[whatwg] history.popstate in Firefox4

Justin Lebar jlebar at mozilla.com
Wed Dec 21 09:26:10 PST 2011


Hixie's explanation of why the event should be sync makes sense to me.

I recall that Olli had an objection other than this race condition,
but now I can't find the e-mail!

On Mon, Nov 7, 2011 at 11:39 PM, Jonas Sicking <jonas at sicking.cc> wrote:
> On Wed, Mar 23, 2011 at 5:37 PM, Ian Hickson <ian at hixie.ch> wrote:
>>
>> I'm studying some of the feedback raised over the past few months
>> regarding history.pushState() and related APIs, in particular in the
>> context of applying these changes to the spec:
>>
>>   http://hacks.mozilla.org/2011/03/history-api-changes-in-firefox-4/
>>
>> One of the differences between the spec and the API as implemented in
>> Firefox that is not mentioned in the post above seems to be that the
>> firing of 'popstate' events during history.back() is synchronous in
>> Firefox, but asynchronous in the spec. (Chrome implements it in an
>> asynchronous manner as per the spec.
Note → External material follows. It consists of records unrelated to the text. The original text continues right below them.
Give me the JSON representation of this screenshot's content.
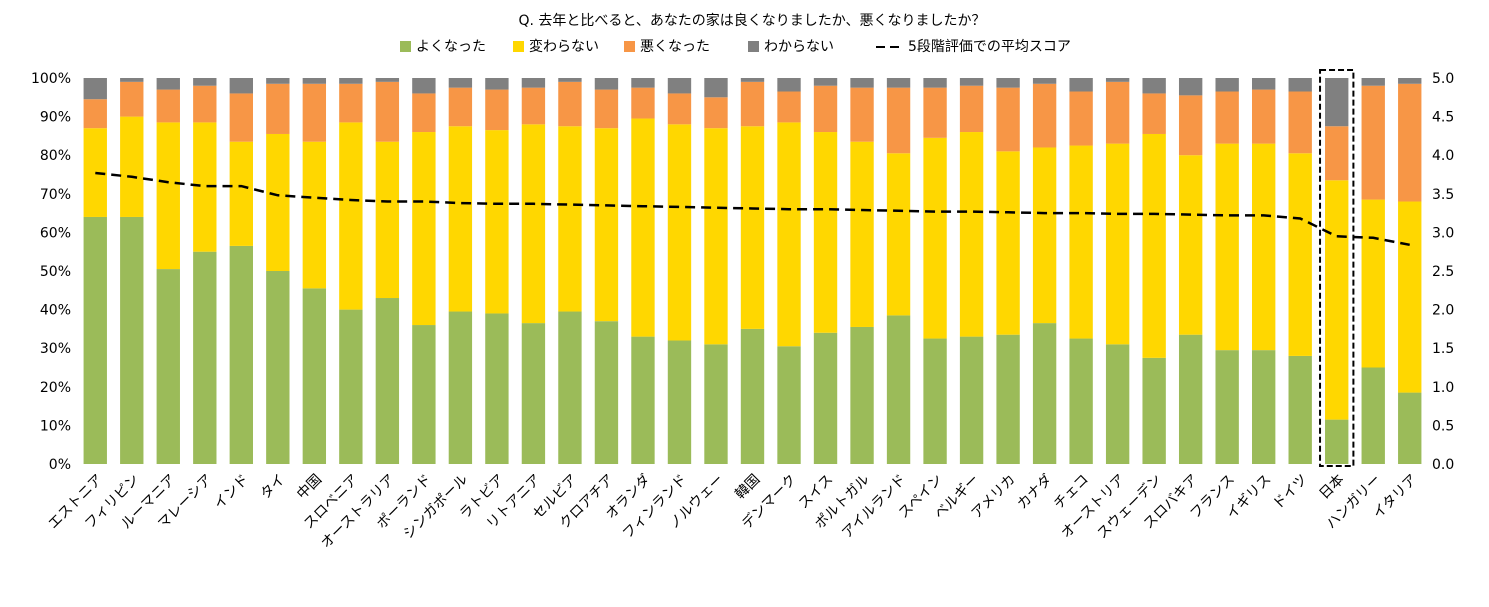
{
  "chart_data": {
    "type": "bar",
    "stacked": true,
    "title": "Q. 去年と比べると、あなたの家は良くなりましたか、悪くなりましたか？",
    "legend_position": "top",
    "grid": false,
    "categories": [
      "エストニア",
      "フィリピン",
      "ルーマニア",
      "マレーシア",
      "インド",
      "タイ",
      "中国",
      "スロベニア",
      "オーストラリア",
      "ポーランド",
      "シンガポール",
      "ラトビア",
      "リトアニア",
      "セルビア",
      "クロアチア",
      "オランダ",
      "フィンランド",
      "ノルウェー",
      "韓国",
      "デンマーク",
      "スイス",
      "ポルトガル",
      "アイルランド",
      "スペイン",
      "ベルギー",
      "アメリカ",
      "カナダ",
      "チェコ",
      "オーストリア",
      "スウェーデン",
      "スロバキア",
      "フランス",
      "イギリス",
      "ドイツ",
      "日本",
      "ハンガリー",
      "イタリア"
    ],
    "highlight_category": "日本",
    "series": [
      {
        "name": "よくなった",
        "color": "#9BBB59",
        "values": [
          64,
          64,
          50.5,
          55,
          56.5,
          50,
          45.5,
          40,
          43,
          36,
          39.5,
          39,
          36.5,
          39.5,
          37,
          33,
          32,
          31,
          35,
          30.5,
          34,
          35.5,
          38.5,
          32.5,
          33,
          33.5,
          36.5,
          32.5,
          31,
          27.5,
          33.5,
          29.5,
          29.5,
          28,
          11.5,
          25,
          18.5
        ]
      },
      {
        "name": "変わらない",
        "color": "#FFD700",
        "values": [
          23,
          26,
          38,
          33.5,
          27,
          35.5,
          38,
          48.5,
          40.5,
          50,
          48,
          47.5,
          51.5,
          48,
          50,
          56.5,
          56,
          56,
          52.5,
          58,
          52,
          48,
          42,
          52,
          53,
          47.5,
          45.5,
          50,
          52,
          58,
          46.5,
          53.5,
          53.5,
          52.5,
          62,
          43.5,
          49.5
        ]
      },
      {
        "name": "悪くなった",
        "color": "#F79646",
        "values": [
          7.5,
          9,
          8.5,
          9.5,
          12.5,
          13,
          15,
          10,
          15.5,
          10,
          10,
          10.5,
          9.5,
          11.5,
          10,
          8,
          8,
          8,
          11.5,
          8,
          12,
          14,
          17,
          13,
          12,
          16.5,
          16.5,
          14,
          16,
          10.5,
          15.5,
          13.5,
          14,
          16,
          14,
          29.5,
          30.5
        ]
      },
      {
        "name": "わからない",
        "color": "#808080",
        "values": [
          5.5,
          1,
          3,
          2,
          4,
          1.5,
          1.5,
          1.5,
          1,
          4,
          2.5,
          3,
          2.5,
          1,
          3,
          2.5,
          4,
          5,
          1,
          3.5,
          2,
          2.5,
          2.5,
          2.5,
          2,
          2.5,
          1.5,
          3.5,
          1,
          4,
          4.5,
          3.5,
          3,
          3.5,
          12.5,
          2,
          1.5
        ]
      }
    ],
    "line_series": {
      "name": "5段階評価での平均スコア",
      "color": "#000000",
      "style": "dashed",
      "axis": "right",
      "values": [
        3.77,
        3.72,
        3.65,
        3.6,
        3.6,
        3.48,
        3.45,
        3.42,
        3.4,
        3.4,
        3.38,
        3.37,
        3.37,
        3.36,
        3.35,
        3.34,
        3.33,
        3.32,
        3.31,
        3.3,
        3.3,
        3.29,
        3.28,
        3.27,
        3.27,
        3.26,
        3.25,
        3.25,
        3.24,
        3.24,
        3.23,
        3.22,
        3.22,
        3.18,
        2.95,
        2.93,
        2.84
      ]
    },
    "y_left": {
      "min": 0,
      "max": 100,
      "ticks": [
        "0%",
        "10%",
        "20%",
        "30%",
        "40%",
        "50%",
        "60%",
        "70%",
        "80%",
        "90%",
        "100%"
      ]
    },
    "y_right": {
      "min": 0,
      "max": 5,
      "ticks": [
        "0.0",
        "0.5",
        "1.0",
        "1.5",
        "2.0",
        "2.5",
        "3.0",
        "3.5",
        "4.0",
        "4.5",
        "5.0"
      ]
    }
  }
}
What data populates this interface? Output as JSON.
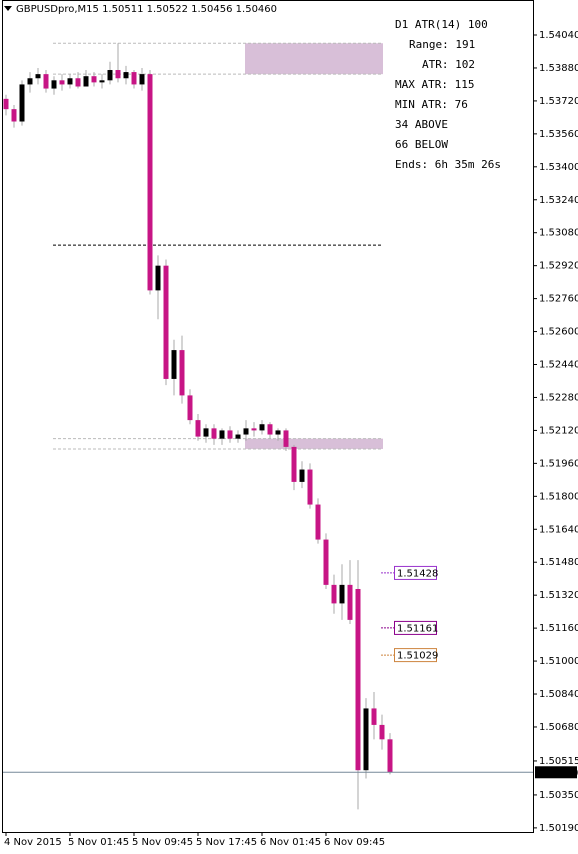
{
  "chart_data": {
    "type": "candlestick",
    "title": "GBPUSDpro,M15  1.50511 1.50522 1.50456 1.50460",
    "categories": [
      "4 Nov 2015",
      null,
      null,
      null,
      null,
      null,
      null,
      null,
      "5 Nov 01:45",
      null,
      null,
      null,
      null,
      null,
      null,
      null,
      "5 Nov 09:45",
      null,
      null,
      null,
      null,
      null,
      null,
      null,
      "5 Nov 17:45",
      null,
      null,
      null,
      null,
      null,
      null,
      null,
      "6 Nov 01:45",
      null,
      null,
      null,
      null,
      null,
      null,
      null,
      "6 Nov 09:45",
      null,
      null,
      null,
      null,
      null,
      null,
      null,
      null
    ],
    "open": [
      1.5373,
      1.5368,
      1.5362,
      1.538,
      1.5383,
      1.5385,
      1.5378,
      1.5382,
      1.538,
      1.5383,
      1.5379,
      1.5384,
      1.5381,
      1.5382,
      1.5387,
      1.5383,
      1.5386,
      1.538,
      1.5385,
      1.528,
      1.5292,
      1.5237,
      1.5251,
      1.5229,
      1.5217,
      1.5209,
      1.5213,
      1.5208,
      1.5212,
      1.5208,
      1.521,
      1.5213,
      1.5212,
      1.5215,
      1.521,
      1.5212,
      1.5204,
      1.5187,
      1.5193,
      1.5176,
      1.5159,
      1.5137,
      1.5128,
      1.5137,
      1.5135,
      1.5047,
      1.5077,
      1.5069,
      1.5062
    ],
    "high": [
      1.5375,
      1.537,
      1.5382,
      1.5386,
      1.5388,
      1.5387,
      1.5384,
      1.5385,
      1.5385,
      1.5386,
      1.5387,
      1.5386,
      1.5385,
      1.5391,
      1.54,
      1.5389,
      1.5387,
      1.5388,
      1.5387,
      1.5297,
      1.5295,
      1.5256,
      1.5258,
      1.5232,
      1.522,
      1.5215,
      1.5215,
      1.5213,
      1.5214,
      1.5212,
      1.5217,
      1.5216,
      1.5217,
      1.5216,
      1.5213,
      1.5213,
      1.5205,
      1.5197,
      1.5196,
      1.5179,
      1.5162,
      1.5142,
      1.5147,
      1.5149,
      1.5149,
      1.5082,
      1.5085,
      1.5074,
      1.5065
    ],
    "low": [
      1.5365,
      1.5359,
      1.536,
      1.5376,
      1.538,
      1.5376,
      1.5375,
      1.5377,
      1.5378,
      1.5378,
      1.5379,
      1.5379,
      1.5378,
      1.538,
      1.5381,
      1.538,
      1.5378,
      1.5377,
      1.5278,
      1.5266,
      1.5234,
      1.5229,
      1.5225,
      1.5215,
      1.5207,
      1.5206,
      1.5205,
      1.5205,
      1.5206,
      1.5206,
      1.5207,
      1.5209,
      1.521,
      1.5208,
      1.5207,
      1.5202,
      1.5183,
      1.5184,
      1.5174,
      1.5157,
      1.5135,
      1.5123,
      1.512,
      1.5118,
      1.5028,
      1.5043,
      1.5062,
      1.5057,
      1.5045
    ],
    "close": [
      1.5368,
      1.5362,
      1.538,
      1.5383,
      1.5385,
      1.5378,
      1.5382,
      1.538,
      1.5383,
      1.5379,
      1.5384,
      1.5381,
      1.5382,
      1.5387,
      1.5383,
      1.5386,
      1.538,
      1.5385,
      1.528,
      1.5292,
      1.5237,
      1.5251,
      1.5229,
      1.5217,
      1.5209,
      1.5213,
      1.5208,
      1.5212,
      1.5208,
      1.521,
      1.5213,
      1.5212,
      1.5215,
      1.521,
      1.5212,
      1.5204,
      1.5187,
      1.5193,
      1.5176,
      1.5159,
      1.5137,
      1.5128,
      1.5137,
      1.512,
      1.5047,
      1.5077,
      1.5069,
      1.5062,
      1.5046
    ],
    "up_color": "#000000",
    "down_color": "#c71585",
    "wick_color": "#a9a9a9",
    "ylim": [
      1.5017,
      1.5421
    ],
    "yticks": [
      {
        "value": 1.5404,
        "label": "1.54040"
      },
      {
        "value": 1.5388,
        "label": "1.53880"
      },
      {
        "value": 1.5372,
        "label": "1.53720"
      },
      {
        "value": 1.5356,
        "label": "1.53560"
      },
      {
        "value": 1.534,
        "label": "1.53400"
      },
      {
        "value": 1.5324,
        "label": "1.53240"
      },
      {
        "value": 1.5308,
        "label": "1.53080"
      },
      {
        "value": 1.5292,
        "label": "1.52920"
      },
      {
        "value": 1.5276,
        "label": "1.52760"
      },
      {
        "value": 1.526,
        "label": "1.52600"
      },
      {
        "value": 1.5244,
        "label": "1.52440"
      },
      {
        "value": 1.5228,
        "label": "1.52280"
      },
      {
        "value": 1.5212,
        "label": "1.52120"
      },
      {
        "value": 1.5196,
        "label": "1.51960"
      },
      {
        "value": 1.518,
        "label": "1.51800"
      },
      {
        "value": 1.5164,
        "label": "1.51640"
      },
      {
        "value": 1.5148,
        "label": "1.51480"
      },
      {
        "value": 1.5132,
        "label": "1.51320"
      },
      {
        "value": 1.5116,
        "label": "1.51160"
      },
      {
        "value": 1.51,
        "label": "1.51000"
      },
      {
        "value": 1.5084,
        "label": "1.50840"
      },
      {
        "value": 1.5068,
        "label": "1.50680"
      },
      {
        "value": 1.50515,
        "label": "1.50515"
      },
      {
        "value": 1.5035,
        "label": "1.50350"
      },
      {
        "value": 1.5019,
        "label": "1.50190"
      }
    ],
    "current_price": {
      "value": 1.5046,
      "label": "1.50460"
    },
    "zones": [
      {
        "from": 1.54,
        "to": 1.5385,
        "color": "#d8bfd8"
      },
      {
        "from": 1.5208,
        "to": 1.5203,
        "color": "#d8bfd8"
      }
    ],
    "level": 1.5302,
    "price_markers": [
      {
        "value": 1.51428,
        "color": "#9932cc"
      },
      {
        "value": 1.51161,
        "color": "#8b008b"
      },
      {
        "value": 1.51029,
        "color": "#cd853f"
      }
    ],
    "annotations": [
      {
        "text": "D1 ATR(14) 100",
        "color": "#4682b4"
      },
      {
        "text": "Range: 191",
        "color": "#e000e0"
      },
      {
        "text": "ATR: 102",
        "color": "#9400d3"
      },
      {
        "text": "MAX ATR: 115",
        "color": "#d2691e"
      },
      {
        "text": "MIN ATR: 76",
        "color": "#d2691e"
      },
      {
        "text": "34 ABOVE",
        "color": "#0000cd"
      },
      {
        "text": "66 BELOW",
        "color": "#0000cd"
      },
      {
        "text": "Ends: 6h 35m 26s",
        "color": "#808080"
      }
    ]
  }
}
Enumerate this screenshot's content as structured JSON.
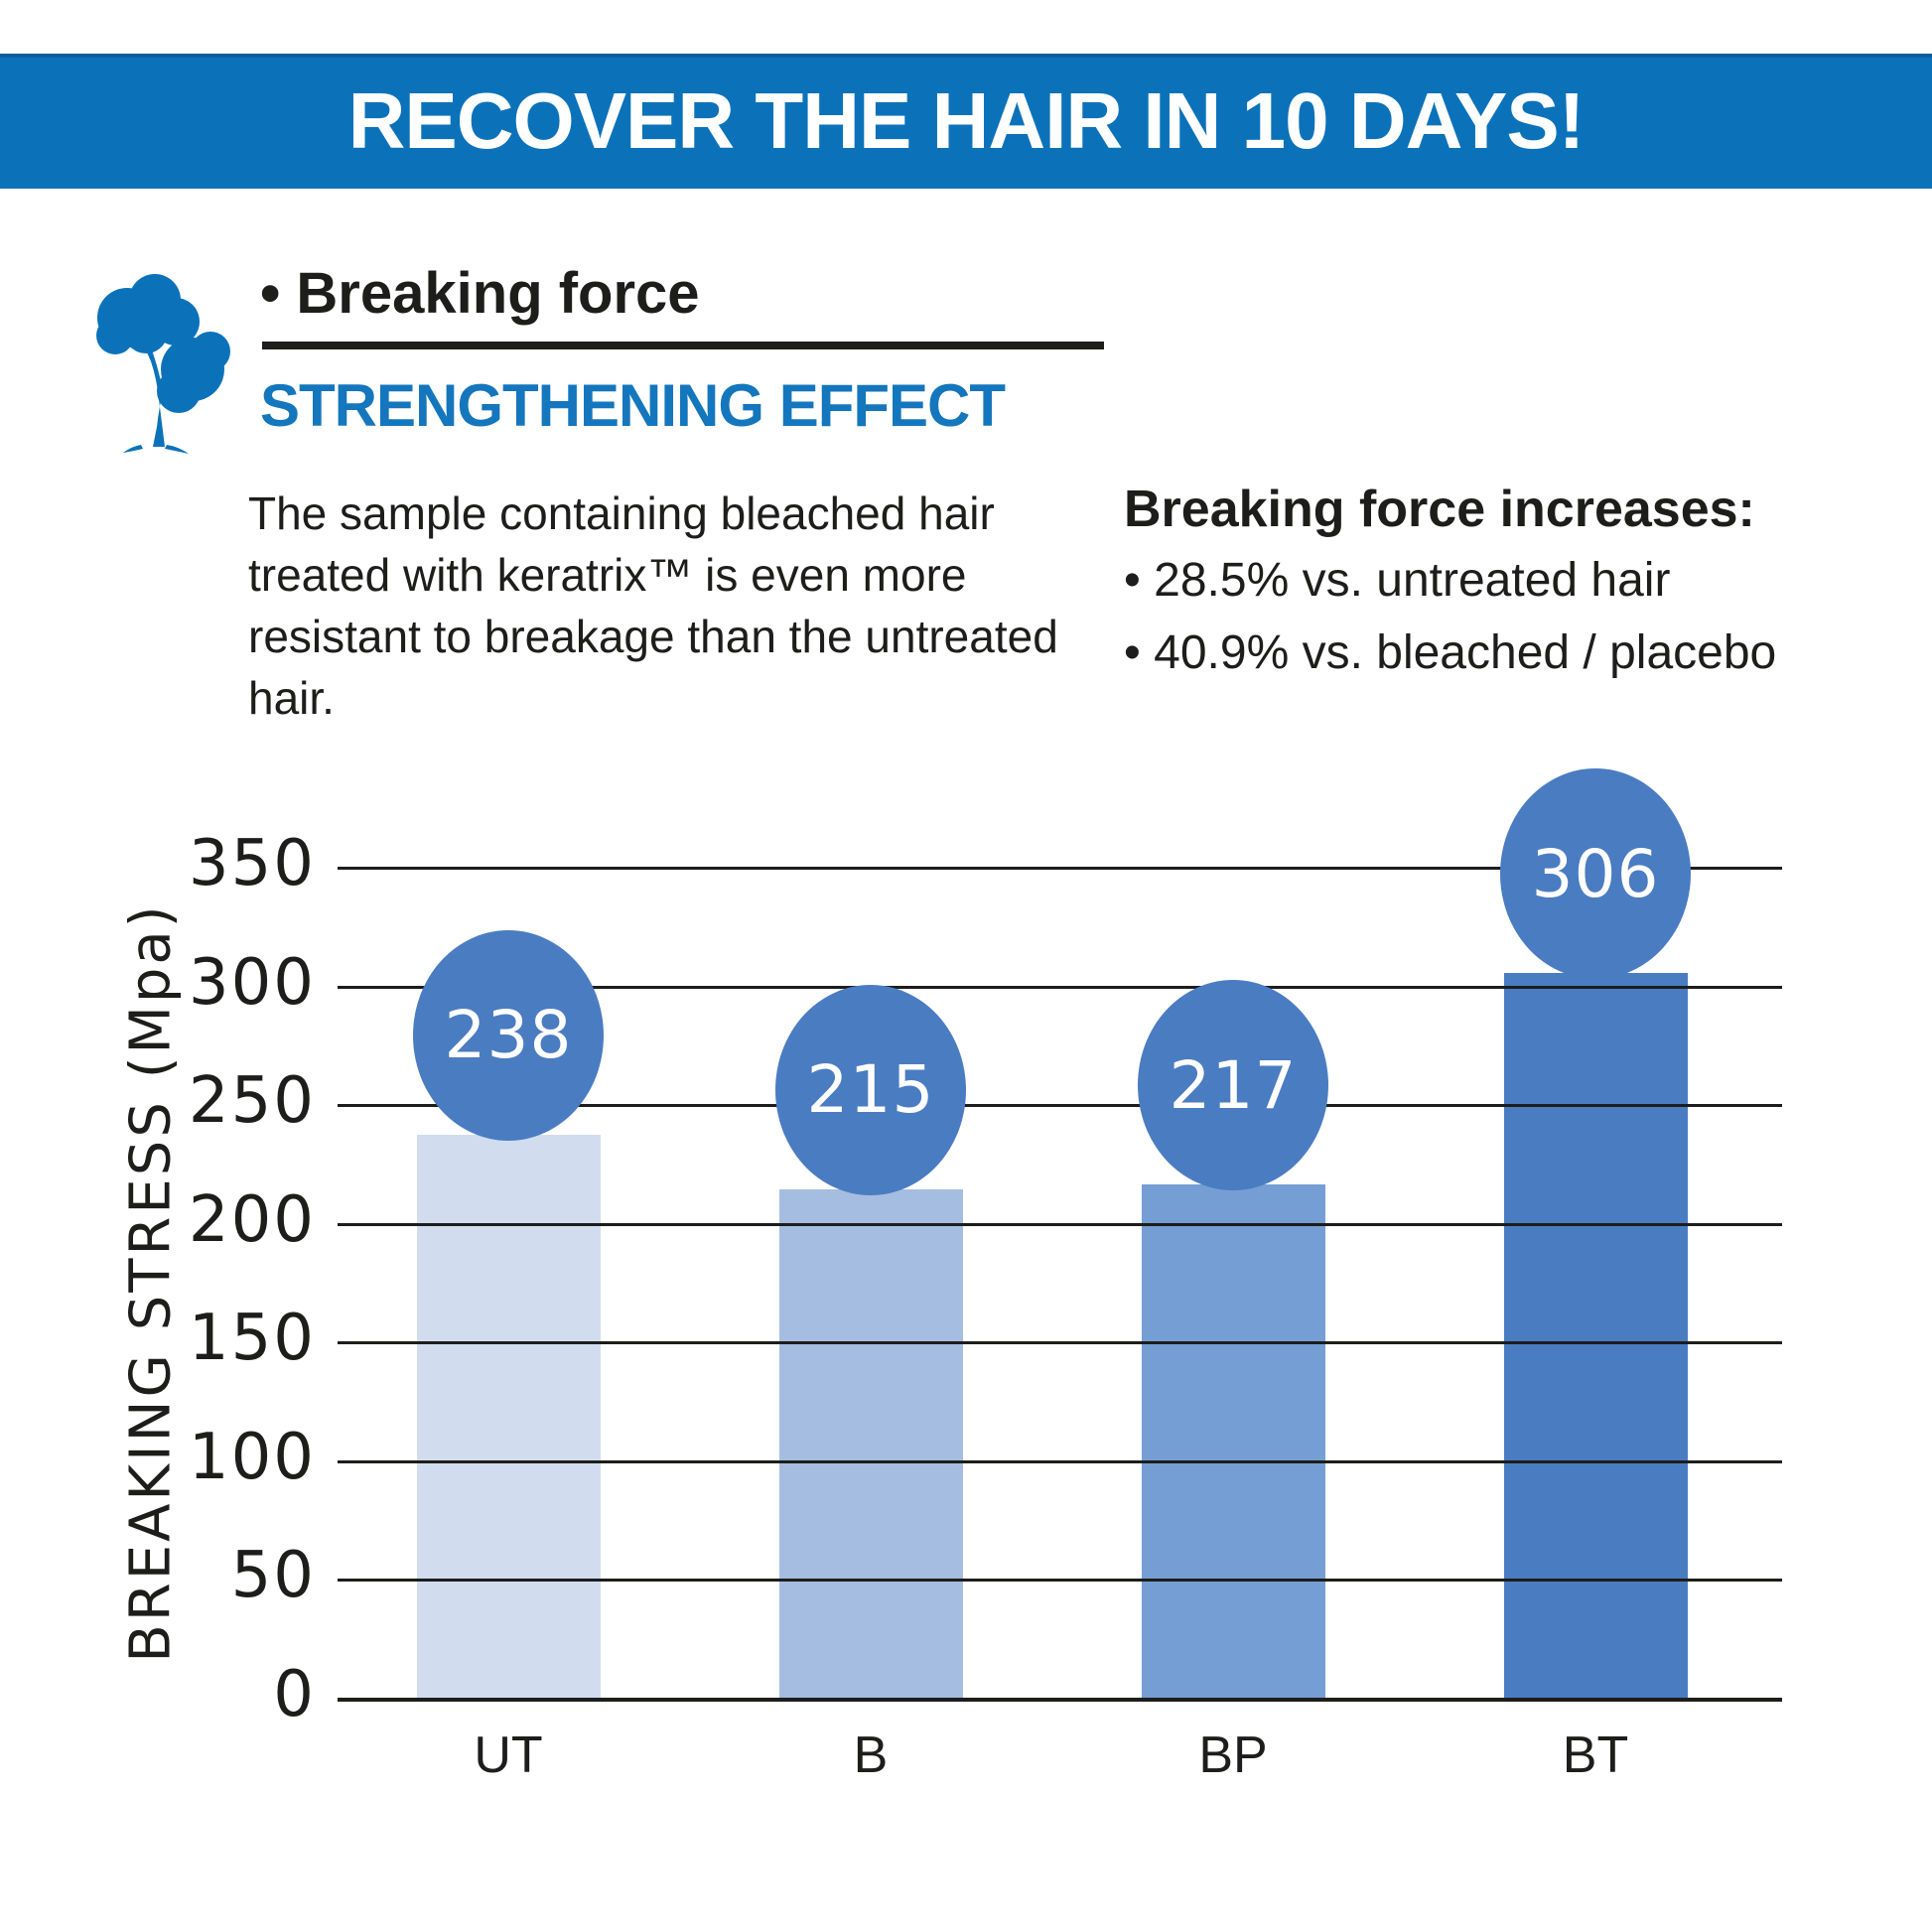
{
  "header": {
    "title": "RECOVER THE HAIR IN 10 DAYS!"
  },
  "section": {
    "bullet_title": "• Breaking force",
    "subtitle": "STRENGTHENING EFFECT",
    "paragraph": "The sample containing bleached hair treated with keratrix™ is even more resistant to breakage than the untreated hair.",
    "increases_heading": "Breaking force increases:",
    "increases_bullets": [
      "• 28.5% vs. untreated hair",
      "• 40.9% vs. bleached / placebo"
    ]
  },
  "icons": {
    "tree": "tree-icon"
  },
  "colors": {
    "header_blue": "#0b72ba",
    "subtitle_blue": "#1476bd",
    "text_dark": "#1d1d1b",
    "gridline": "#1d1d1b",
    "badge_text": "#ffffff"
  },
  "chart_data": {
    "type": "bar",
    "title": "",
    "categories": [
      "UT",
      "B",
      "BP",
      "BT"
    ],
    "values": [
      238,
      215,
      217,
      306
    ],
    "data_labels": [
      "238",
      "215",
      "217",
      "306"
    ],
    "xlabel": "",
    "ylabel": "BREAKING STRESS (Mpa)",
    "ylim": [
      0,
      350
    ],
    "ytick_step": 50,
    "grid": true,
    "legend": false,
    "bar_colors": [
      "#d1ddef",
      "#a5bde0",
      "#759fd4",
      "#4a7cc2"
    ],
    "badge_color": "#4a7cc2"
  }
}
I couldn't test Safari.)
>>
>> Test:
>>
>>   http://damowmow.com/playground/tests/history/001.html
>>
>> It was made asynchronous here:
>>
>>   http://lists.whatwg.org/htdig.cgi/whatwg-whatwg.org/2010-January/024871.html
>>
>> ...specifically, to make it possible to implement history traversal in a
>> multiproces UA without requiring a blocking call across the process
>> boundary (assuming each top-level Document in a tab's history is in a
>> different process, and that they are coordinated by yet another process).
>>
>> Making it async with the proposed changes leaves a race condition between
>> the user hitting the back button and a pushState() around the same time,
>> but in practice that seems somewhat unlikely since usually pushState() is
>> done in response to user input. (We could also block the event if we
>> detect it's no longer consistent with the current state, but that would
>> mean hitting back twice in a row would only fire one "back" event, which
>> seems dodgy also.)
>>
>> Would keeping 'popstate' async, without dropping any events, be ok with
>> Gecko? (I've gotten an ok from Safari, Chrome, and Opera to make the
>> changes described in the blog post above, and currenty plan to do those.
>> I'm not aware of any other implementations of this API.)
>
> What was the outcome here? I suspect that we'd like to keep it sync in
> Firefox, but I haven't really thought through the implications.
>
> CC'ing some people that have worked on history traversal for Gecko.